26日、甲府から加入して早速練習試合に出場したDF須貝
Photo By スポニチ

 主将を務めていたJ2甲府から鹿島に加入したDF須貝英大(24)がチーム合流初日となった26日、筑波大との練習試合にいきなり出場した。練習試合は45分3本の予定だったため、取材陣も「3本目で須貝を見られたら」という気持ちだったが、主力組が出場した1本目に「背番号16」を見つけた。慌ててカメラを構え“鹿島デビュー”を追った。

 須貝は4―4―2の右サイドバックで先発。45分間のプレーのみだったが、積極的な攻撃参加で持ち味を発揮。ただ、合流間もないこともあって、ボールタッチでは固さも見え、クロスも精度を欠く場面もあった。「自分自身まだまだと感じている」と反省点が多かったといいつつも「強度のところは高いと思いました。体を張るし、最後のところで足を出すし、そこはすごいと思いました。スピード感にはしっかりと慣れていきたい」と初めてのJ1クラブでの練習を充実の表情で終えた。

 練習後、あらためて須貝に話を聞いた。もう少し聞きたいことがあった。移籍のことについてだ。

 地元クラブでもあるJ2甲府では今季から主将を務め、秋にはクラブ史上初となるアジア・チャンピオンズリーグ(ACL)も始まる。J1昇格争いでも好位置に付ける中での異例の移籍だった。甲府時代には「ナイスガイ(須貝)」とも言われていた男は、今回の移籍についても率直に語ってくれた。

 「正直、迷って決断した。でも、この決断が良かったというのは自分が活躍することで、この道が正しかったと証明できる」と葛藤があったことを包み隠さずに語った。
 
 SNS上では“禁断の移籍”について様々な意見も飛び交った。甲府側のリリースには佐久間悟社長も「青天のへきれき」「断腸の思い」とコメントを付け加えるなど甲府にとっても今回は痛恨の移籍だったことがうかがえる。

 「(移籍は)迷ったんですけど、甲府への思いを持ちながらプレーするというのは違うと思う。鹿島に来た以上は、鹿島のためにタイトルのためにやるべき。

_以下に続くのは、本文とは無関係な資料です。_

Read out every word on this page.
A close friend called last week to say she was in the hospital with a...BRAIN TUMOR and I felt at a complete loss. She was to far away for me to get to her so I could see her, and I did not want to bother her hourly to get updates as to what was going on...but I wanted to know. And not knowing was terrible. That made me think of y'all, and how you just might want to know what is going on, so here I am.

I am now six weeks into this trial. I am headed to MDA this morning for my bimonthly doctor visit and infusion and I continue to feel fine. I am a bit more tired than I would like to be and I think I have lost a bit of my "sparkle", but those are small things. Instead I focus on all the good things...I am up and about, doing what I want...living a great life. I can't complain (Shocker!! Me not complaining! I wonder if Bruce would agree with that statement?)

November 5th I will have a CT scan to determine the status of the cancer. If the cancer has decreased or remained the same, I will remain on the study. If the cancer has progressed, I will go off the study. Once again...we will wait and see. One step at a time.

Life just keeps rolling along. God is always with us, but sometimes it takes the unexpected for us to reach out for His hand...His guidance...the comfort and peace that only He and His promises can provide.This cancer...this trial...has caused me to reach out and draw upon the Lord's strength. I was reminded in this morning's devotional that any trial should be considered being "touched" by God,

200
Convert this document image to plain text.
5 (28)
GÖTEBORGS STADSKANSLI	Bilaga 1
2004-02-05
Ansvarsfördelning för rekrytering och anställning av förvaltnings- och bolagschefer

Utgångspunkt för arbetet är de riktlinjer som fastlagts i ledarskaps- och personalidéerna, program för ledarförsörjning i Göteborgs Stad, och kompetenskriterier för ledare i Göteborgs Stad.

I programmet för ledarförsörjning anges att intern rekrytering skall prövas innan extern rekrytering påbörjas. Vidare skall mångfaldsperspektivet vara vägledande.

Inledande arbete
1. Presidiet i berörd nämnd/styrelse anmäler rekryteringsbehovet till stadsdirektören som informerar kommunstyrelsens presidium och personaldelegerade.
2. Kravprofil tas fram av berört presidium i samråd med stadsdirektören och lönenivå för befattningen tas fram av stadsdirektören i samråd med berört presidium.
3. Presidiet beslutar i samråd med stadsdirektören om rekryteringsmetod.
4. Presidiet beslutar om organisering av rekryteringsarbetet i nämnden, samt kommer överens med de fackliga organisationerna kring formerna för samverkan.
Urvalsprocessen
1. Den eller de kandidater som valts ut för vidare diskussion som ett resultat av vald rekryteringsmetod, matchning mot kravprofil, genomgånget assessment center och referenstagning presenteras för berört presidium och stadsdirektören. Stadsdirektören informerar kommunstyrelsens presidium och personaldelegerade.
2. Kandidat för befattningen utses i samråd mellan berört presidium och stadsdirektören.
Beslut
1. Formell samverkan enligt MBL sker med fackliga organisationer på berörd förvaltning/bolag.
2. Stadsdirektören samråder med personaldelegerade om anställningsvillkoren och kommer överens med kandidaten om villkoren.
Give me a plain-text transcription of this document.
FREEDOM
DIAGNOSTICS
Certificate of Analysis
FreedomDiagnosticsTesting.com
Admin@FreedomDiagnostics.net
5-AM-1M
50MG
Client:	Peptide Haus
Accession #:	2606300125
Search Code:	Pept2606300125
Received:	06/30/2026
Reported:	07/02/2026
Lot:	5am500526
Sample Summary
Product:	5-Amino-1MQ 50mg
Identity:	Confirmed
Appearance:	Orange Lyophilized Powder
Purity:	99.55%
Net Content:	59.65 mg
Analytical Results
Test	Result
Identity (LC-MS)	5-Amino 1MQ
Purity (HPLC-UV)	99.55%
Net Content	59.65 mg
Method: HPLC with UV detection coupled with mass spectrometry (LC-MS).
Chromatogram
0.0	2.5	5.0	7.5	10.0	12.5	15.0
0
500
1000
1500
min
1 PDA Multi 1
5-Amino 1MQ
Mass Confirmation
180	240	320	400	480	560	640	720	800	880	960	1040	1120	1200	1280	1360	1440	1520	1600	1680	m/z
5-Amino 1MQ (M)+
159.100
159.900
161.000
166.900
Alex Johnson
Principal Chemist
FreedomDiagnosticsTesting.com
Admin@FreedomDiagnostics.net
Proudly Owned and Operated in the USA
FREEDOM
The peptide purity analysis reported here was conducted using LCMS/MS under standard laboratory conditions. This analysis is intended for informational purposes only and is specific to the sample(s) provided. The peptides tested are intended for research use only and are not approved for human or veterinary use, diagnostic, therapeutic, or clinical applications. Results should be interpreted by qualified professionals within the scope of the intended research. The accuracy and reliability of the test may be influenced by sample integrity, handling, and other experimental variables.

それが最終的には甲府への恩返しにもなる。悩みがある中でしっかりと考えて決めた。しっかりやりたいなと思います」と気持ちの整理は付いているようだったので少し安心した。

 自身のプロキャリアでは初めてのJ1の舞台になる。特に鹿島のサイドバックは日本代表も輩出していることもあって、日本のトップレベルで揉まれることでゆくゆくは日の丸にも意欲を見せる。

 「代表はプロサッカー選手である以上は狙っている。J1で活躍することで夢が実現されると思っている。まずはスタメンで出ないと意味がないので、チームの勝利に貢献できるように本気でやっていきたいです」

 帰り際、記者も同郷だと明かし、今回の移籍について山梨県民としての“思い”も伝えた。そのことについても少し言葉を交わしたが、いろいろな意見があることも承知していると重ねて須貝は言った。異例の移籍となったが、全てを飲み込んだ上で鹿島で大成したいという決意がにじむ。「より厳しい状況に自分を置くことでレベルアップにつながる」。背水の陣の覚悟を須貝の表情から感じ取った。(記者コラム・河西 崇)

 ◇須貝 英大(すがい・ひでひろ)1998年10月27日生まれ、山梨県中央市出身の24歳。浜松開誠館高から明大に進学。大学時代にも主将を務め、鹿島のGK早川や札幌のFW小柏らが同期。豊富な運動量が持ち味で今季はJ226試合に先発出場して3得点。1メートル72、67キロ。利き足は右。背番号は16番。